…Because you might not realize that fashion can be bad for your health.
Seriously. (Disclaimer: I have no stats or scientific studies to prove this. Just read this post and decide for yourself. )
The thing is, we’re living in a time of incredible progress; when the world changes in nano seconds.
In hospitals, where I’ve spent a lot of time lately, progress is everywhere—and part of that includes the look—reflecting awareness that aesthetics is related to health by nourishing the spirit and the soul.
Enlightened thinking has transformed medical centers into beautiful settings. The building and grounds of our local hospital on the Monterey Peninsula looks as gorgeous as one of the area resorts. The art in many hospitals is better than what you’d find in museums.
Here are a few of my favorites from Cedars Sinai in in Los Angeles.
Nurses long ago abandoned the Florence Nightingale look—and now express their personal style in colorful and comfortable clothing.
But there’s one area where the entire system breaks down; one gaping hole in all the progress on the medical front—or rather, back—where it all hangs out.
Actually I’m kind of surprised there isn’t more of a flap about it.
When you stay in a hospital, you already feel like a victim; why is it necessary to also feel like a fashion victim? When we’re paying astronomical prices for every bandaid, why not a few pennies to improve a patient’s state of mind?

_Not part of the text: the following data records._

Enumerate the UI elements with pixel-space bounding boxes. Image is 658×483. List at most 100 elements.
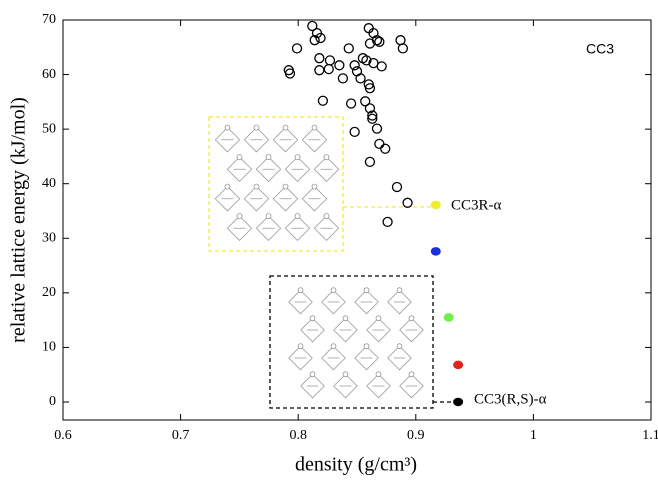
annotation: CC3R-α bbox=[451, 197, 502, 213]
x-axis-label: density (g/cm³) bbox=[295, 454, 417, 476]
molecule bbox=[322, 290, 346, 314]
x-tick-label: 0.6 bbox=[54, 428, 72, 443]
data-point bbox=[338, 74, 347, 83]
atom bbox=[295, 155, 300, 160]
molecule bbox=[400, 374, 424, 398]
molecule bbox=[334, 318, 358, 342]
data-point bbox=[403, 198, 412, 207]
data-point bbox=[398, 44, 407, 53]
molecule bbox=[388, 290, 412, 314]
y-tick-label: 70 bbox=[42, 12, 56, 27]
data-point bbox=[318, 96, 327, 105]
atom bbox=[343, 372, 348, 377]
atom bbox=[225, 125, 230, 130]
y-tick-label: 10 bbox=[42, 340, 56, 355]
atom bbox=[283, 125, 288, 130]
data-point bbox=[293, 44, 302, 53]
atom bbox=[254, 184, 259, 189]
atom bbox=[266, 155, 271, 160]
molecule bbox=[367, 374, 391, 398]
data-point bbox=[324, 65, 333, 74]
data-point bbox=[356, 74, 365, 83]
data-point bbox=[375, 37, 384, 46]
molecule bbox=[355, 290, 379, 314]
atom bbox=[331, 344, 336, 349]
molecule bbox=[273, 187, 297, 211]
atom bbox=[295, 214, 300, 219]
atom bbox=[376, 316, 381, 321]
x-tick-label: 0.8 bbox=[289, 428, 307, 443]
atom bbox=[364, 288, 369, 293]
molecule bbox=[256, 216, 280, 240]
y-tick-label: 0 bbox=[49, 394, 56, 409]
atom bbox=[298, 288, 303, 293]
molecule bbox=[289, 290, 313, 314]
atom bbox=[310, 316, 315, 321]
y-axis-label: relative lattice energy (kJ/mol) bbox=[8, 97, 30, 343]
molecule bbox=[289, 346, 313, 370]
data-point bbox=[285, 69, 294, 78]
atom bbox=[343, 316, 348, 321]
molecule bbox=[215, 128, 239, 152]
molecule bbox=[244, 187, 268, 211]
x-tick-label: 0.7 bbox=[172, 428, 190, 443]
data-point bbox=[372, 124, 381, 133]
atom bbox=[310, 372, 315, 377]
molecule bbox=[227, 216, 251, 240]
data-point bbox=[325, 56, 334, 65]
data-point bbox=[381, 144, 390, 153]
inset-structures bbox=[209, 117, 455, 408]
data-point bbox=[344, 44, 353, 53]
molecule bbox=[388, 346, 412, 370]
data-point bbox=[444, 314, 453, 322]
atom bbox=[283, 184, 288, 189]
atom bbox=[237, 214, 242, 219]
data-point bbox=[347, 99, 356, 108]
y-tick-label: 20 bbox=[42, 285, 56, 300]
y-tick-label: 60 bbox=[42, 67, 56, 82]
data-point bbox=[350, 127, 359, 136]
molecule bbox=[314, 157, 338, 181]
atom bbox=[397, 344, 402, 349]
molecule bbox=[285, 216, 309, 240]
atom bbox=[324, 155, 329, 160]
atom bbox=[409, 316, 414, 321]
y-tick-label: 40 bbox=[42, 176, 56, 191]
data-point bbox=[392, 182, 401, 191]
data-point bbox=[375, 139, 384, 148]
x-tick-label: 1.1 bbox=[642, 428, 658, 443]
molecule bbox=[400, 318, 424, 342]
molecule bbox=[314, 216, 338, 240]
atom bbox=[312, 125, 317, 130]
atom bbox=[331, 288, 336, 293]
page: {"chart_data": {"type": "scatter", "xlab… bbox=[0, 0, 658, 483]
data-point bbox=[315, 54, 324, 63]
molecule bbox=[301, 318, 325, 342]
molecule bbox=[215, 187, 239, 211]
y-tick-label: 50 bbox=[42, 121, 56, 136]
data-point bbox=[335, 61, 344, 70]
data-point bbox=[315, 66, 324, 75]
x-tick-label: 1 bbox=[530, 428, 537, 443]
molecule bbox=[244, 128, 268, 152]
x-tick-label: 0.9 bbox=[407, 428, 425, 443]
data-point bbox=[350, 61, 359, 70]
data-point bbox=[377, 62, 386, 71]
data-point bbox=[383, 217, 392, 226]
molecule bbox=[285, 157, 309, 181]
atom bbox=[254, 125, 259, 130]
atom bbox=[409, 372, 414, 377]
annotation: CC3(R,S)-α bbox=[474, 391, 547, 407]
molecule bbox=[227, 157, 251, 181]
atom bbox=[237, 155, 242, 160]
molecule bbox=[301, 374, 325, 398]
data-point bbox=[454, 361, 463, 369]
molecule bbox=[322, 346, 346, 370]
atom bbox=[376, 372, 381, 377]
molecule bbox=[355, 346, 379, 370]
y-tick-label: 30 bbox=[42, 230, 56, 245]
atom bbox=[225, 184, 230, 189]
atom bbox=[266, 214, 271, 219]
atom bbox=[312, 184, 317, 189]
molecule bbox=[273, 128, 297, 152]
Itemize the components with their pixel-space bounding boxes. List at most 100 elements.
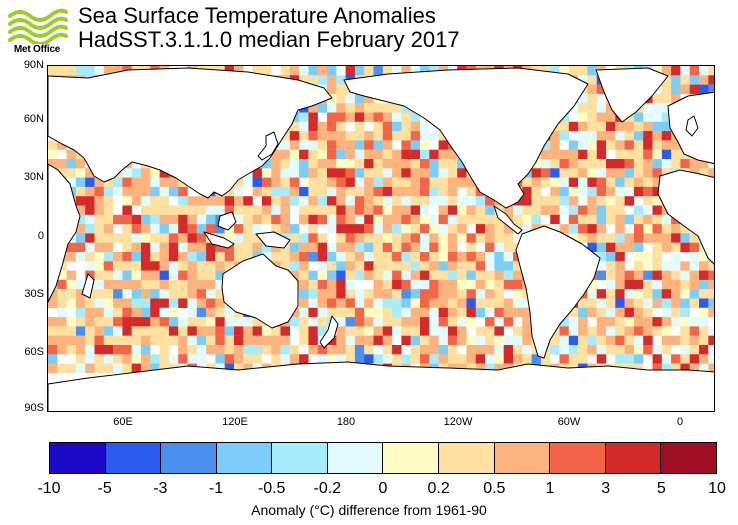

Depressing and dysfunctional on so many levels, it robs patients of their dignity; possibly for serious fashionistas, might even affect the will to live.
I won’t defile my blog by posting a picture—but of course I”m referring to the sorry state of the hospital “gown”.
And who ever came up with the term gown to describe it? It’s stretching the point to call it an item of clothing.
This is attire even Heidi Klum could not carry off.
Which is why I think she’s the perfect person to revolutionize the health care industry.
What better project could there be for Project Runway? So I’m throwing out a challenge for the producers— make this a challenge for next season. With a few dollars at Mood, a little velcro and some creativity, surely the designers can come up with some innovations; at least they can’t do worse than what’s out there.
Plus this would lift the show from just reality to providing a desperately needed public service; I guarantee patients everywhere would be grateful. And haven’t we already been patient enough?